20140808_125732How appropriate, a day after writing about my visit to Wheaton’s Wade Center and researching C. S. Lewis that I would offer you some more of his insights. I’ve been doing this every Saturday and don’t see any reason to stop—his spiritual wisdom shines through everything he wrote. As with last week, I’m going to share more of his famous sermon The Weight of Glory.

In it, as in a number of his works, he explains the inner longing within each person for something “outside” of oneself that brings a deep sense of longing, or joy. Some people, he says, call it nostalgia or Romanticism, but just the fact that the longing exists points to something beyond the longing. We must realize, though, that whatever we remember from our past that sparked this longing is merely a remembrance, and not the “thing” itself. We find this joy only through union with Christ:

The books or the music in which we thought the beauty was located will betray us if we trust to them; it was not in them, it only came through them, and what came through them was longing.

These things—the beauty, the memory of our own past—are good images of what we really desire; but if they are mistaken for the thing itself they turn into dumb idols, breaking the hearts of their worshippers. For they are not the thing itself; they are only the scent of a flower we have not found, the echo of a tune we have not heard, news from a country we have never yet visited.
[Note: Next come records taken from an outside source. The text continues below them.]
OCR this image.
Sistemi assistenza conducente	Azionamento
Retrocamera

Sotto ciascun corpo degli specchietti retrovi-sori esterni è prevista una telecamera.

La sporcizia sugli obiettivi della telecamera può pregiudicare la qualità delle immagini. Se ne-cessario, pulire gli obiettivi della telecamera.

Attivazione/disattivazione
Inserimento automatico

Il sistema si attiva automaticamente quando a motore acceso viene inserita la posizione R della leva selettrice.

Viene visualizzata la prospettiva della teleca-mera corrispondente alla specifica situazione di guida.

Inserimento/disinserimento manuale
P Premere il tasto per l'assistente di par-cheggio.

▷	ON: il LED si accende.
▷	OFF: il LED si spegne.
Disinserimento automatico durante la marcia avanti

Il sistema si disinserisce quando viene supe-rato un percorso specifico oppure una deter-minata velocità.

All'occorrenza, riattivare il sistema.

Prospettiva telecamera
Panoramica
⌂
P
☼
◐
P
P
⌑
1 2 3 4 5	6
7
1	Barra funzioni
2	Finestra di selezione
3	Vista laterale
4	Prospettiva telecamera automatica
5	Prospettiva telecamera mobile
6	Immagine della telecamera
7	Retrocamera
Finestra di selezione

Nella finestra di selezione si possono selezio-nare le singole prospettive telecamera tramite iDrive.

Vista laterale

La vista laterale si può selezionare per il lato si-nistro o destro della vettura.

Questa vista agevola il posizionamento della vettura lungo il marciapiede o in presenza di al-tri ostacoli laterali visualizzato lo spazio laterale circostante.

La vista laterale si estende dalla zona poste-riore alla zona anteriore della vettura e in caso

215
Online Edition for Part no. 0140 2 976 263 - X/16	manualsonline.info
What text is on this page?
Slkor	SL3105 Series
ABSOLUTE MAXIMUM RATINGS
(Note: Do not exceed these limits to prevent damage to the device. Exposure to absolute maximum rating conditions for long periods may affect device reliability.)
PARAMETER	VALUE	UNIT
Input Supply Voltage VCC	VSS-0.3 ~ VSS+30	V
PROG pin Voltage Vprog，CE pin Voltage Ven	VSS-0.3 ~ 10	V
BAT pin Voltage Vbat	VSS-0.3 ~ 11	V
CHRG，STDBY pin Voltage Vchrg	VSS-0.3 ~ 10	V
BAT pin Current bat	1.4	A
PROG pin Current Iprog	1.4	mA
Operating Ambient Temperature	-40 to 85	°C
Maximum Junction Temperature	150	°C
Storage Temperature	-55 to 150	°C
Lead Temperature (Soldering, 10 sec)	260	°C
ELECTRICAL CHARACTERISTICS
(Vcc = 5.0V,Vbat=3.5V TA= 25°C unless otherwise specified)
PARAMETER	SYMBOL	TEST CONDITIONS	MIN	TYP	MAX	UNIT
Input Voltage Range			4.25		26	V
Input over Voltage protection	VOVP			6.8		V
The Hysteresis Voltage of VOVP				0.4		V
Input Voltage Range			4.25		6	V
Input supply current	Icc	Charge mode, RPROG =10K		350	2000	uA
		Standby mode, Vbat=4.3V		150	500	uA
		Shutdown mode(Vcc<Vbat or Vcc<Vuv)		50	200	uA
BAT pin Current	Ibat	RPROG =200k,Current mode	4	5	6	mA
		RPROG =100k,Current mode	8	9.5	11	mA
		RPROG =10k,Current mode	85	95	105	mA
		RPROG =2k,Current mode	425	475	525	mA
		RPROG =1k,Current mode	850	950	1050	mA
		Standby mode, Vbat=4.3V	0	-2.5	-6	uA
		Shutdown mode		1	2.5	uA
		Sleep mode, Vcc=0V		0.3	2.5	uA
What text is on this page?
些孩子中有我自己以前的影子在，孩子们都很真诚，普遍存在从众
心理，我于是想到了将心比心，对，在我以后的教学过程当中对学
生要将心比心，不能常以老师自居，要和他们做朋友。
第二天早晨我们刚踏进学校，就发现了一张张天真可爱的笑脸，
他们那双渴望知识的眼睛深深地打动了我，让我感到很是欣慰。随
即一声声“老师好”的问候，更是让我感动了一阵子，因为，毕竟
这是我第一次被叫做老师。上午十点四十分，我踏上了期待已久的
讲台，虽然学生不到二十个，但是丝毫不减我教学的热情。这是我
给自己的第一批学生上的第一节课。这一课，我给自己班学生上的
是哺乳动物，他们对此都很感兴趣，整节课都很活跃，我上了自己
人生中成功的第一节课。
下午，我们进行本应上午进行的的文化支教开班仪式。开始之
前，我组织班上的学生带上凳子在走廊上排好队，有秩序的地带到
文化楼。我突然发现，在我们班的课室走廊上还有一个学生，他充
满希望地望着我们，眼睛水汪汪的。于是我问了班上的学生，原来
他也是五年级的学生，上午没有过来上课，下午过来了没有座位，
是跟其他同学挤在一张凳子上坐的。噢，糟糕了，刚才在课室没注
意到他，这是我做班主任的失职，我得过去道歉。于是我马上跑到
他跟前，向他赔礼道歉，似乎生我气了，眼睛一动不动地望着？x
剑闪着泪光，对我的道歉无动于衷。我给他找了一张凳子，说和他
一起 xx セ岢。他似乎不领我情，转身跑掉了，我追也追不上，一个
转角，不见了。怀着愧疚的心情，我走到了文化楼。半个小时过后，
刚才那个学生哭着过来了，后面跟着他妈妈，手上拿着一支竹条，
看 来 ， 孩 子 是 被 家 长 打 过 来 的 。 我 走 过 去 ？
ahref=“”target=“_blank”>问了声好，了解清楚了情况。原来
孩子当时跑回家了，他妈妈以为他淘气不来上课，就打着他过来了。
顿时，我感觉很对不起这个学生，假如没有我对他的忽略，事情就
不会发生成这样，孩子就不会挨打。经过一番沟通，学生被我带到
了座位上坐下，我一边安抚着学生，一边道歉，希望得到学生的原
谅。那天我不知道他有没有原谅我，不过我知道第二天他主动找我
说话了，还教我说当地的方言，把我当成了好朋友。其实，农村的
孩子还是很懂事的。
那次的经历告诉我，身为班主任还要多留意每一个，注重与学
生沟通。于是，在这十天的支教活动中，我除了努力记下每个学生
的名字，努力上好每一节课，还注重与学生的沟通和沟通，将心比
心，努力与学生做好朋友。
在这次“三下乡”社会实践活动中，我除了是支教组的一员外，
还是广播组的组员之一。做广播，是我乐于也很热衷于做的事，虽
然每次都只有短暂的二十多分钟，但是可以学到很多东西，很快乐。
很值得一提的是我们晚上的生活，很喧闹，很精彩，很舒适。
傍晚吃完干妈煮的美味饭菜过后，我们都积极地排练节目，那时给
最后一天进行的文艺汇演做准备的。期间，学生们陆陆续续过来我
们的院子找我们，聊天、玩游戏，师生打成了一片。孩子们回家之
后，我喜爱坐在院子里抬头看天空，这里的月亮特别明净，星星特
Do you think I am trying to weave a spell? Perhaps I am, but remember your fairy tales. Spells are used for breaking enchantments as well as for inducing them. And you and I have need of the strongest spell that can be found to wake us from the evil enchantment of worldliness which has been laid upon us for nearly a hundred years.

That inner longing does come from God, and it is not to be dismissed. What should be dismissed, however, is the idea that it can be fulfilled through anything the world has to offer. Once that enchantment is dissolved, we can see the real Source of the longing and find its fulfillment in Him.